June 11, 2021
If you need proof that 3D scanning, computer-aided design and manufacturing are being democratized, look no further than AESC B.V. The software provider and Ansys channel partner based in the Netherlands was founded in 2007 with the belief that many software solutions within the manufacturing industry are too complicated, difficult and expensive.
When a customer wanted to extend their boat with a rear platform that would provide some additional storage and allow them to easily get in and out of the water, AESC asked for some measurements so they could quickly create a model in Ansys SpaceClaim that could be laser cut.
Ansys SpaceClaim enables engineers to create 3D models, even if they don’t have the time or inclination to learn complex traditional CAD systems. They do, however, still need to know what the model’s measurements should be. However, measuring a boat, with its curves and angles, turned out to be a chore in and of itself. The customer called for help, and the answer was in an AESC employee’s pocket.
Sander van Doesburg, a Technical Consultant at AESC, recently upgraded to an iPhone 12 Pro, which is equipped with a depth-scanning lidar sensor. Among other things, the scanner is used by the devices’ Measure app and camera to provide more accurate measurements of objects. Various apps also make use of the lidar to create 3D scans.
Sander and Devy van Dinteren, AESC’s Sales Manager, paid a visit to the customer and scanned the rear of the boat with the iPhone, making a suitable scan in about five minutes. The measurements from the scan were not accurate to the millimeter, but they were sufficient for the boat platform project.
Devy opened the scan in SpaceClaim to quickly reverse engineer the rear of the boat so he could design the extension platform. SpaceClaim makes it easy to edit, repair and create various geometries. For the platform, he aligned the boat scan (figure 1), drew sheet metal against the back of the boat and extended it (figure 2).
He designed the bottom of the platform as two separate parts using 4-mm thick steel. The sides are also two separate parts, each sheet bending around to cover half the back of the platform (figure 3). The top plate is one part. To provide strength, he added three reinforcement plates inside the platform.
With Ansys Discovery, the team at AESC was able to quickly determine if the gauge of sheet metal would withstand pressure from the water, along with the weight of people on it. Apply the force on the top and bottom of the design, and with the speed of Discovery, a solution was given in 15 seconds.
Figure 4. Exaggerated representation of displacement shown of the platform addition on the boat.

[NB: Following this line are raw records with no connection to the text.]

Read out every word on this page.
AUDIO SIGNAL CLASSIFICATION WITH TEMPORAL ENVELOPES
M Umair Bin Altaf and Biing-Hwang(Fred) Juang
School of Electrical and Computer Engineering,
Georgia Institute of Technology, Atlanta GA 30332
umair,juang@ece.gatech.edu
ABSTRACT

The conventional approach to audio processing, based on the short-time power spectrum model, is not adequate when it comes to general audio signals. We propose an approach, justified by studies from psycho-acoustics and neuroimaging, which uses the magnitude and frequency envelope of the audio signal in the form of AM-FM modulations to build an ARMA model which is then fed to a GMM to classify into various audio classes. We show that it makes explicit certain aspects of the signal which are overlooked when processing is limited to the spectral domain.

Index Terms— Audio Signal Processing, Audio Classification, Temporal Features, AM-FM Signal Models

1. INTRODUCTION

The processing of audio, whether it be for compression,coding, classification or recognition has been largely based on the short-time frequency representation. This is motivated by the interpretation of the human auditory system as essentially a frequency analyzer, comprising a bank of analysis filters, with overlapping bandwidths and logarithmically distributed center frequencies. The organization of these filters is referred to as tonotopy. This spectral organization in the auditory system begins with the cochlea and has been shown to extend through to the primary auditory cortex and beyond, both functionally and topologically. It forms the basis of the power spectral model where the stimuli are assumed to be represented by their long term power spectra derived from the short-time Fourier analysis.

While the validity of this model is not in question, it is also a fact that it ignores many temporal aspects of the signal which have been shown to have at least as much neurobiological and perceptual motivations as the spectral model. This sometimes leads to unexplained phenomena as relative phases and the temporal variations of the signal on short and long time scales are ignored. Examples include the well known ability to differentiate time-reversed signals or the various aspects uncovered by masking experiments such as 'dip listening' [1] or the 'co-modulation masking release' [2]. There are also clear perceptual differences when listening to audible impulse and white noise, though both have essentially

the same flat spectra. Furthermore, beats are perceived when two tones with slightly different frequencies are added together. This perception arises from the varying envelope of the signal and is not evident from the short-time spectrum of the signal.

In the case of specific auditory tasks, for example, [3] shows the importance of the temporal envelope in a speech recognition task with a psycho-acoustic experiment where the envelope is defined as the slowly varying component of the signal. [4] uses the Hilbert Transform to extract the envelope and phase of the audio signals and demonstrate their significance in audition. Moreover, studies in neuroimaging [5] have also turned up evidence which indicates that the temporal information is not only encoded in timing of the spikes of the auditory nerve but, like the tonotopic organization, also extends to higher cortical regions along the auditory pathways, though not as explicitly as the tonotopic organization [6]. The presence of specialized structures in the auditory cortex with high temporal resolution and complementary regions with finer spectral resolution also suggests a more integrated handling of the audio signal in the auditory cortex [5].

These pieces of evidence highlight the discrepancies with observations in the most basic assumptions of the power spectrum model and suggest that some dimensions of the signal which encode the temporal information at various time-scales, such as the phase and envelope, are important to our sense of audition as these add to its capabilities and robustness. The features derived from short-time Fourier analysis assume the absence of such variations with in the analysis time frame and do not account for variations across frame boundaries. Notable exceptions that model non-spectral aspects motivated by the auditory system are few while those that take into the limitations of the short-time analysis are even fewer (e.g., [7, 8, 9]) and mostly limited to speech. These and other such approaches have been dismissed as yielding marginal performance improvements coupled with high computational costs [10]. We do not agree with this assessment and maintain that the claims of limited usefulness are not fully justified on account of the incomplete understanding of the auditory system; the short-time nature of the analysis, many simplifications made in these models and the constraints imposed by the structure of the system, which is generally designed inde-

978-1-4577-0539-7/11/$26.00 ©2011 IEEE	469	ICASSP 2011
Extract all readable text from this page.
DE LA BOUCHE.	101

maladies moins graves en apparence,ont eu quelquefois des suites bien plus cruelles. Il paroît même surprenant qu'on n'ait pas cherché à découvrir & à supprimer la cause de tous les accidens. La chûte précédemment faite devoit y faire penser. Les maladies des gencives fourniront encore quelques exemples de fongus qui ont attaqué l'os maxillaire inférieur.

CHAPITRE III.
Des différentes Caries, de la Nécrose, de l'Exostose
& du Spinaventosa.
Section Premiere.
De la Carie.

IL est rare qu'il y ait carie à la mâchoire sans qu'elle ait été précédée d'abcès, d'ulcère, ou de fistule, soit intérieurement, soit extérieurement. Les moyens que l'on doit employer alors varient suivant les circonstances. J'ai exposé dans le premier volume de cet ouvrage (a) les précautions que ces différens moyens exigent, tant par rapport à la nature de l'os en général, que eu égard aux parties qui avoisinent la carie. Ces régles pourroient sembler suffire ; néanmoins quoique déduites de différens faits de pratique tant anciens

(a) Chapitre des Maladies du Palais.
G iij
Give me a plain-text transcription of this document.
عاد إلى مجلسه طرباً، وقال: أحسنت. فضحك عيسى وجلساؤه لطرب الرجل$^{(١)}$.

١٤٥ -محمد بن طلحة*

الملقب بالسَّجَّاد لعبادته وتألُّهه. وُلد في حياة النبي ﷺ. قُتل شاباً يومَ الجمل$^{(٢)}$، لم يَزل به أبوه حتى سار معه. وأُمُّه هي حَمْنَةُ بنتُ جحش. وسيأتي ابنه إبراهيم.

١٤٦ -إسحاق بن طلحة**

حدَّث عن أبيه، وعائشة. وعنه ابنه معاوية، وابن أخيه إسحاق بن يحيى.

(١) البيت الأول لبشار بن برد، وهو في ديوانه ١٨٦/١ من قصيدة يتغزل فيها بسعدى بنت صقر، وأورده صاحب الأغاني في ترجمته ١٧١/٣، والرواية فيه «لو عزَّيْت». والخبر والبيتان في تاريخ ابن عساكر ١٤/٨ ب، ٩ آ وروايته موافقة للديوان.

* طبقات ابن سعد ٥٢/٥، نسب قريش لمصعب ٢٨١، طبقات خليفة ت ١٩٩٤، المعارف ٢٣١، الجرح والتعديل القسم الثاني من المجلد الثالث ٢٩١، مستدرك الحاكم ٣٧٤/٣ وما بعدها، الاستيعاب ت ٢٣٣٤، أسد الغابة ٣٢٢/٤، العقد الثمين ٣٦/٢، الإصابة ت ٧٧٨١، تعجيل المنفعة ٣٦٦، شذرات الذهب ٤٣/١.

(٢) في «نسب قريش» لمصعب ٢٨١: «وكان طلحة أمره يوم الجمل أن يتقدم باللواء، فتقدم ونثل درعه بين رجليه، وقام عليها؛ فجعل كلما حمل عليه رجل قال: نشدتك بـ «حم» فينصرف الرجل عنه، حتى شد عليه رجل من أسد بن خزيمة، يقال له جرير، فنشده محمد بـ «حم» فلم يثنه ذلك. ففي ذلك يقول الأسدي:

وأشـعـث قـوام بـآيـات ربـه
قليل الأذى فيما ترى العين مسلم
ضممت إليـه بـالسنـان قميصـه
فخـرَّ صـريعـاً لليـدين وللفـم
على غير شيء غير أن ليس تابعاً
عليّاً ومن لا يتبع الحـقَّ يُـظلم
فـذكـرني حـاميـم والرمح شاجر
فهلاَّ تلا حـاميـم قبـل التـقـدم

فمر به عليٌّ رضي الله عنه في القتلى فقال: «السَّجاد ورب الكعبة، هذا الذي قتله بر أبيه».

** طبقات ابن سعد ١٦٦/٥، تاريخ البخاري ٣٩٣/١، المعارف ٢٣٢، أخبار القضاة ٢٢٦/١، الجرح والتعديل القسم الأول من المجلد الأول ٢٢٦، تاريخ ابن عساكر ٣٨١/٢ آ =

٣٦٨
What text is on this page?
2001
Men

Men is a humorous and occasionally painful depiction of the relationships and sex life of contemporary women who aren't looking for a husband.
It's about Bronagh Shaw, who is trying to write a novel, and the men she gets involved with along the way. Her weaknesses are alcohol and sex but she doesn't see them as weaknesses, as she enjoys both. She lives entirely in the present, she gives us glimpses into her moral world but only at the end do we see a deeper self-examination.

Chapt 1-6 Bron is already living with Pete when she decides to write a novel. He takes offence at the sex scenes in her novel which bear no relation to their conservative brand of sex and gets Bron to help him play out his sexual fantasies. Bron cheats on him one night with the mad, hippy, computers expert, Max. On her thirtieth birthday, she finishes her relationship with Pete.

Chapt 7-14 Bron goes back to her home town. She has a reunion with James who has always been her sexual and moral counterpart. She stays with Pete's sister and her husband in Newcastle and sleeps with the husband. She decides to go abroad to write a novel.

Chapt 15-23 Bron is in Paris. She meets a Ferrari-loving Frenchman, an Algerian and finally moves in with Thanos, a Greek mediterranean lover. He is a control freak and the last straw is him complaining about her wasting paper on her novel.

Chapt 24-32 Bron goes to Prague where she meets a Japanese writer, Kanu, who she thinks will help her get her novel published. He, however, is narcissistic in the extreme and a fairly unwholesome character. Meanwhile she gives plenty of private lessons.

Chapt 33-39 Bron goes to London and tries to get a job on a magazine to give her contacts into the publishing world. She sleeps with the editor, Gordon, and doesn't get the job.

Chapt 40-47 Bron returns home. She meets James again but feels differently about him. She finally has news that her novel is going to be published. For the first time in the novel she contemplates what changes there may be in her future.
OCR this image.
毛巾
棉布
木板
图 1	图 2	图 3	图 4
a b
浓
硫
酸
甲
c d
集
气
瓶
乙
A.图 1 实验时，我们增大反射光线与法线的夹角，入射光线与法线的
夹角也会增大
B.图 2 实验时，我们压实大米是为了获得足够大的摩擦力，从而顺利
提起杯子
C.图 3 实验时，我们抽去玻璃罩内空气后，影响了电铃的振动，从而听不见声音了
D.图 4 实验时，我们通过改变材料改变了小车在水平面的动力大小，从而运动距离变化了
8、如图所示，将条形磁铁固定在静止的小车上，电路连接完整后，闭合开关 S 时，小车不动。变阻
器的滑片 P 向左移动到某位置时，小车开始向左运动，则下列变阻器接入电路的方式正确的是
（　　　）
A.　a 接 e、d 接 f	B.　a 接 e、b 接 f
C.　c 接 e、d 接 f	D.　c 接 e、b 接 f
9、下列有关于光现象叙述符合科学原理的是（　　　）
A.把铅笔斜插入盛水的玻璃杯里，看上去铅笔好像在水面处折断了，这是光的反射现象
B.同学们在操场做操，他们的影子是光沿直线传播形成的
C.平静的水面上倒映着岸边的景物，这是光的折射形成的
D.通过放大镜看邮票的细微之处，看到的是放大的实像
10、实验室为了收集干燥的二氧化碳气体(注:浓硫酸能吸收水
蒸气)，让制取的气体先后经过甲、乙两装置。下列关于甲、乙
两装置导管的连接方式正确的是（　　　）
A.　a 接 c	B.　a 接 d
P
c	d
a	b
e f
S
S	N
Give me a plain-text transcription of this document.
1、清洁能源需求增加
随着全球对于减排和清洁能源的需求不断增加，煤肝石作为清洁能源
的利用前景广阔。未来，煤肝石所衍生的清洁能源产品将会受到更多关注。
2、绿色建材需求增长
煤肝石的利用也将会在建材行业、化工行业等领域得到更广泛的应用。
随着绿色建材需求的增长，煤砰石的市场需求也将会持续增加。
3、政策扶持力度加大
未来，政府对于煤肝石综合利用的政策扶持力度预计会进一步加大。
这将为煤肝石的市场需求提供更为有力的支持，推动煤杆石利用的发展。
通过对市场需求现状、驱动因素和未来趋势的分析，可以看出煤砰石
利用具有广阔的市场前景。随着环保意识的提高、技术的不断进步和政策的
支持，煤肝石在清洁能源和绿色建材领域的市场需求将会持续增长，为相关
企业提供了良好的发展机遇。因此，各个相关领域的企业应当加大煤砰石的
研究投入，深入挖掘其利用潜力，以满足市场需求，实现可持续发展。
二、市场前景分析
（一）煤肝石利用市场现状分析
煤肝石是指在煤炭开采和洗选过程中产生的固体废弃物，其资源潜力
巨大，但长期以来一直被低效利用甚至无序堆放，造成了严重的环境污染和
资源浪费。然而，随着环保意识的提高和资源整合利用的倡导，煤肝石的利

Sheet metal software was used to form the bends in the side pieces, enabling them to be easily created via a press brake. Each rounded corner consists of 12 small settlements that were engraved for the benefit of the press brake operator. Next, the DXF files were leveraged in SpaceClaim and prepared for nesting. An NC file was then ready for the manufacturing step.
After welding, a few millimeters had to be ground off the rounded corners to optimize the fit. Devy had consciously chosen to leave a little more material than needed during the design, knowing it is easier to grind something off than to add more on. This ultimately involved just a few millimeters of grinding.
With the platform extension added and the boat primed and ready for a fresh coat of paint, the customer will be back on the water in plenty of time to enjoy the summer.
While not an overly complex design, the speed with which AESC was able to generate a 3D scan, design the custom-fit platform in SpaceClaim and then manufacture it would have been impossible just a few years ago.